A key point to add is that when arguing about this, with her wishing I’d just pay the fine and me wondering why I was facing the heat for Joe’s unparalleled ability to drive through bus lanes, I used the word “cunt” to explain how this whole ordeal made me feel. “Like a cunt,” I told my mother. Days later, I was lying on the sofa in Caitlin’s lounge, attempting to recover from a near stimulant-induced heart attack, when my phone buzzed with messages from my father, asking who I thought I was to call my mother such a word. “No son of his,” that was for sure. He was right. I had always wondered if I was the child of another man and often hoped that when I turned 18, I’d be informed, to no avail. The C-word was nothing new. My father often took bad information and ran with it. The day I arrived at my mother’s, we hadn’t spoken in over a week. She opened the door, and after Nelly gave me an excited pat-down for edible contraband and cuddles, we hugged and both cried. Over the following hour, I answered every question she had ever wanted to ask: who my friends were, the drugs I used and why, and my past issues with the law. It was unheard of for us both to share such honesty, as we’d founded our original connection on the basis of “Ask no questions, hear no lies,” a rule that was now fragmented.
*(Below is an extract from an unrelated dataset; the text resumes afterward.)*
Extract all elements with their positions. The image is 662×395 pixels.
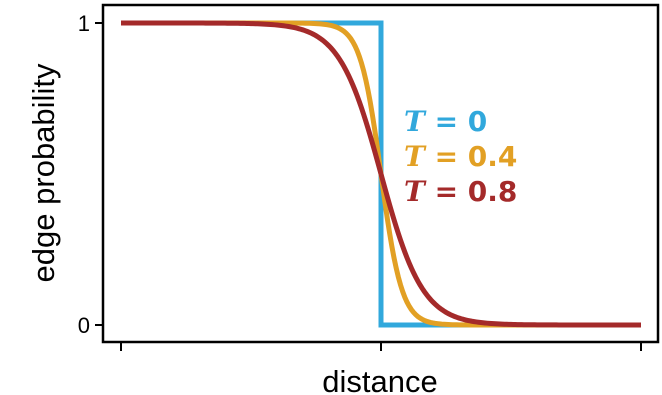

Watching my mother pull two twenty-pound notes out of her pocket, in keeping with our tradition of me leaving at short notice, she paused for a moment, then slipped one back, looking up to check if I’d noticed this internal calculation. Out of fear, she explained, I’d overdose with the second. As confidence in my progress goes, that didn’t spark much hope in their view of it. Not that I blame her, but we were past the petty change strata and well and truly into the uncharted waters of supplier-level purchasing just to fund my own use, so £40 wasn’t worth worrying over. I mean, hell, at my peak, I was taking out £200 at every chance I got. Shortly after confessing my dilemma, my father consulted my mother, asking whether I’d be able to work around solvents when down at his house. That really was salt in the wound. I mean, really, who do these people think I am? I guess that’s where the problems really lay their head: they didn’t know. Growing up, I had no interest in showing who or what I am, so when the inevitable request for help came along, they seemed to struggle with knowing where to start. My father’s face when I told him the age I started using drugs—it was like telling lies with proof. I’ll always disagree with my father on countless topics, and often he’ll even look to out-do me in areas he truly has no reason to know. Drugs, for example—he’s constantly referring to me as the one in the family closest to death, which struck me as odd the first time I heard this. “Me?” “What about you?” His finishing line, which will forever haunt me as the worst thing to tell a drug addict, played on repeat throughout his dialogue: “You. Are. A. Drug. Addict.” I mean, he’s right, but come on, there’s having a problem and then having it weaponised and thrown back at you—it’s like refusing the ladder and being told, “Keep digging, maybe you’ll find one down there.”